A key part to why the Internet is riddled by latency, is that the trial and error process induces latency.

The technique gradually opens the tap, until the sink overflows. As soon as the sink starts to overflow the tap is closed, as the capacity has been found. However, the time spent in the sink is additional queuing latency.

To avoid the instance of spilling over and get maximal utilization of the pipe, some thought it was a good idea to make the sink really big. Really really big.

This is part of a problem known as bufferbloat. A huge contributor to excess latency.

Our foundational Internet protocols induce latency as they must fill the sink to figure out how much data can be sent.

Is it this big?

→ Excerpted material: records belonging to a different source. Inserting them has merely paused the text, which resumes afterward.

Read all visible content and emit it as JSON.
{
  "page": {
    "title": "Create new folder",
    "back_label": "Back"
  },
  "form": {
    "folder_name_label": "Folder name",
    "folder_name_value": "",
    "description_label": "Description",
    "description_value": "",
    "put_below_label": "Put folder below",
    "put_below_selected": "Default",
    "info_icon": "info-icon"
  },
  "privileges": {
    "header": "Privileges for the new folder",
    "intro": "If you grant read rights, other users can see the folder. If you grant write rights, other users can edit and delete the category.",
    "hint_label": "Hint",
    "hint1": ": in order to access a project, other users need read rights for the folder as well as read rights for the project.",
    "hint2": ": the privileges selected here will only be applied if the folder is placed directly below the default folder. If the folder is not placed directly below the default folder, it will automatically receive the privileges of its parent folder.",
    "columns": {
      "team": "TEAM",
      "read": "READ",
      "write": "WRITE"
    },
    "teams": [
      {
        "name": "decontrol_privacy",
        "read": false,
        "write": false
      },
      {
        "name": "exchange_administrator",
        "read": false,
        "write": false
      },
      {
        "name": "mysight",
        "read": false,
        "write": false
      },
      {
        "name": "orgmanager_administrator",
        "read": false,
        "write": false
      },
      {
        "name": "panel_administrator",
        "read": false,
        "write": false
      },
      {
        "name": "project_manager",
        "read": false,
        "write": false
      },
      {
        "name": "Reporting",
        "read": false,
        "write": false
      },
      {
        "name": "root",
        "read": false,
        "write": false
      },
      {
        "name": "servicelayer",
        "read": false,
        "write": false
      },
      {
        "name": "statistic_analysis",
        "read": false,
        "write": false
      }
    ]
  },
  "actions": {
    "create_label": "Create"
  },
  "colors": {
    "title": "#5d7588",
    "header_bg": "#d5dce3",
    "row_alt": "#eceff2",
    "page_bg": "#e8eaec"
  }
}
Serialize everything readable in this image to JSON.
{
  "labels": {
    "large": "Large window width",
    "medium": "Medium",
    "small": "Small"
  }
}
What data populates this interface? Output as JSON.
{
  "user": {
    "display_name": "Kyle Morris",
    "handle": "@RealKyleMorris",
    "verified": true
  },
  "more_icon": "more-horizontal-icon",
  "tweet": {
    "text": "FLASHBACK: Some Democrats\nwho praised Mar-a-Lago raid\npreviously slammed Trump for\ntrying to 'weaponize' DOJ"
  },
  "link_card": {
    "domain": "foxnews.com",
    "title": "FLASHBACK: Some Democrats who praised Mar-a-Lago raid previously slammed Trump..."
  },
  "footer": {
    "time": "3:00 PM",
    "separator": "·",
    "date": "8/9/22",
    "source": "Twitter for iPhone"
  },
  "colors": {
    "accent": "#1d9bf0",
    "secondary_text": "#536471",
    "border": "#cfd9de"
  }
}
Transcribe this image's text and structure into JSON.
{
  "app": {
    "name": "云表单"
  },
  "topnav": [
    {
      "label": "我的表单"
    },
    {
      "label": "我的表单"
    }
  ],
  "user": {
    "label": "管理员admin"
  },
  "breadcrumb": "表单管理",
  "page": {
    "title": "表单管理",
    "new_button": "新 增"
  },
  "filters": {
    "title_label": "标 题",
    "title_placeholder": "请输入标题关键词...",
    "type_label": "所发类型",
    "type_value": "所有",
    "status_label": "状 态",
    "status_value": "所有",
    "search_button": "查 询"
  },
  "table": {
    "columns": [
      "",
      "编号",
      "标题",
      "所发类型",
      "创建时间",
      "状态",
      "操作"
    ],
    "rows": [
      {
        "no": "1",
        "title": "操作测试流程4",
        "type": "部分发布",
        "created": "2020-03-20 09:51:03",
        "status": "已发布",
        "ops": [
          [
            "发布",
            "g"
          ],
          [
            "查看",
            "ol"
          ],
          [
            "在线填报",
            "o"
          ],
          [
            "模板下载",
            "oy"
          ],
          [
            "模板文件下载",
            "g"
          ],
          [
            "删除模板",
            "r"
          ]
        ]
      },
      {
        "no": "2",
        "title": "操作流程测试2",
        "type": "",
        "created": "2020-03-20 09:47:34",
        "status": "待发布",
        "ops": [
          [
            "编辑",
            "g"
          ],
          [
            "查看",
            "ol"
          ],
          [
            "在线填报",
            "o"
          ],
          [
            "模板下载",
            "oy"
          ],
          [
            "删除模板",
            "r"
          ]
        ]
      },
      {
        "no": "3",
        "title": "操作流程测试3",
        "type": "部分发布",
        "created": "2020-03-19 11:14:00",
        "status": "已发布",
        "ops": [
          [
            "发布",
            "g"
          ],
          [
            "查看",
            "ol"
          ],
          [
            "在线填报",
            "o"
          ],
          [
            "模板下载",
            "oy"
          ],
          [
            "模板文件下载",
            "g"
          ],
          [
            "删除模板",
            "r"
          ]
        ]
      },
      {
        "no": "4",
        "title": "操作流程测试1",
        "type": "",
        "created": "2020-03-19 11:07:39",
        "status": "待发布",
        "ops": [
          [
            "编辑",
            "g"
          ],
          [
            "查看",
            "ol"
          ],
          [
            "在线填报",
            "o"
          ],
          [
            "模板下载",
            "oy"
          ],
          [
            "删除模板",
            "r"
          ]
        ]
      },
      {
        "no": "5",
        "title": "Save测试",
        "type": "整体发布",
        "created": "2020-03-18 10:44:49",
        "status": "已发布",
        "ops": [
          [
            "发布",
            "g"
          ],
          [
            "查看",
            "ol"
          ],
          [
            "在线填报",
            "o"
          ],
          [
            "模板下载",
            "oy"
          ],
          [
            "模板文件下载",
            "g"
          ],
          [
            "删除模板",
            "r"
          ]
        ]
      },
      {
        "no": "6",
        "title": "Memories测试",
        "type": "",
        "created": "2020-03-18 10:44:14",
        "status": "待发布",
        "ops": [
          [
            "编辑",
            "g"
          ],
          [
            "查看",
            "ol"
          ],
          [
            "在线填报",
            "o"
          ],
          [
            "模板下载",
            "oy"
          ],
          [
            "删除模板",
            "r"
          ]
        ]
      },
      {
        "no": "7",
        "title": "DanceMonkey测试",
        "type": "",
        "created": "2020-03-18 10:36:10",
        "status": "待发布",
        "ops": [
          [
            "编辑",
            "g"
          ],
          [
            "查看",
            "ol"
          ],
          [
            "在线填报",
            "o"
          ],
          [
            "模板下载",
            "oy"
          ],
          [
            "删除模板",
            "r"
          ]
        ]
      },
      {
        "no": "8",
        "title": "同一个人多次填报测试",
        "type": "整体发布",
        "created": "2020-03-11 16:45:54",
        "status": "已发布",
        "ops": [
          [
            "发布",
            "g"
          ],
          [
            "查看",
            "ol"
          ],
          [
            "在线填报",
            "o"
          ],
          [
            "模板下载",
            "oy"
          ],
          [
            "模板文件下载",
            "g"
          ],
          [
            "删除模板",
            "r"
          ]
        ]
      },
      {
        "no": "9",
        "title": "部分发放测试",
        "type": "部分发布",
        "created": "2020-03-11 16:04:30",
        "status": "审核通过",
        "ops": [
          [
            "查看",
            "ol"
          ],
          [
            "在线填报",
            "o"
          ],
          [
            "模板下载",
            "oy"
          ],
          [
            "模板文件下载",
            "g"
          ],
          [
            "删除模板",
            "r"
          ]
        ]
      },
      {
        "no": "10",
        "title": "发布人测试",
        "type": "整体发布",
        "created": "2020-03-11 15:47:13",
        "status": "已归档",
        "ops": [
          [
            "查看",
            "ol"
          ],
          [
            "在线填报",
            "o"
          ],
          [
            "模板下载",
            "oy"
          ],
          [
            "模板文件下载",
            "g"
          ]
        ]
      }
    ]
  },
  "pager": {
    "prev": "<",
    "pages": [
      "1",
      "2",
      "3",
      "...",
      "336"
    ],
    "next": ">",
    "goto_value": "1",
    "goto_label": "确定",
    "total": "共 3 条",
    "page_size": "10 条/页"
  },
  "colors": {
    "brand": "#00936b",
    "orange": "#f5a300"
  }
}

Or is it this big?

When the sink overflows, the capacity has been found.

Why do wireless networks with mobility and multiple users cause frequent latency spikes?

Wireless networks work much like talking. To be heard, one must speak at a time. Waiting for someone else to finish speaking is additional latency.

When seven devices are active at the same time, your device can send less than 1/7th of what it previously could.

When you talk to someone far away, you have to speak more slowly and clearly. For wireless traffic there is a 1000 times difference between slow and fast talking. Talking speeds can be reduced to a tenth in milliseconds. These changes in speed are what enables mobility and multiple users.

The tap and the drain: What do you think happens when the drain size changes?

If the tap is adjusted to the drain size, but suddenly most of the drain’s capacity is allocated to a family member or a neighbor, the sink will fill again and you will get latency.

When the drain’s capacity is allocated to a family member or neighbour, the sink will fill again and latency occurs.

Changing pipe capacity is what enables multiple users and mobility. 95 % of traffic use these network protocols. This is not a problem that will just go away.

The pipe size is how much data you can send at once. Right now it is 3 pieces at a time, as illustrated in the figure to the left. The network protocol has adjusted to this.

But then, the device moves further away from the router and it can no longer communicate as fast. Queue starts to build.

When another device starts a video conference - the green dot in the right image - it has to wait.

Aditionally, if a family member or a neighbor start to uses WiFi, there is even more waiting.

Internet protocols filling the drawing, and varying drain sizes of wireless networks, cause latency spikes.

Why does greater bandwidth not necessarily reduce latency?

Bandwidth is necessary, but not sufficient for a lag free Internet connection. Many applications require far less bandwidth than people imagine, as illustrated in the figure to the right.

You can have lagging experiences with more bandwidth than you need. However, it is nearly impossible to have lag without a latency spike or packet loss occurring. So, a high bandwidth network can still have high latency. Because of big sinks or changing pipe sizes.

Learn more ›

Key takeaways

Latency, sometimes called delay or just time, is the time it takes for a data packet to get to its destination.
Latency affects almost every application we use. Especially interactive applications. Most applications require relatively little bandwidth.
Latency is caused by physics, processing and queuing.
Latency is difficult to get rid of because: (1) Our network protocols induce queuing latency, and combined with wireless networks they cause latency spikes. (2) The laws of physics are hard to fight.
Latency is not necessarily reduced by increasing bandwidth, or by upgrading to the next generation of a technology.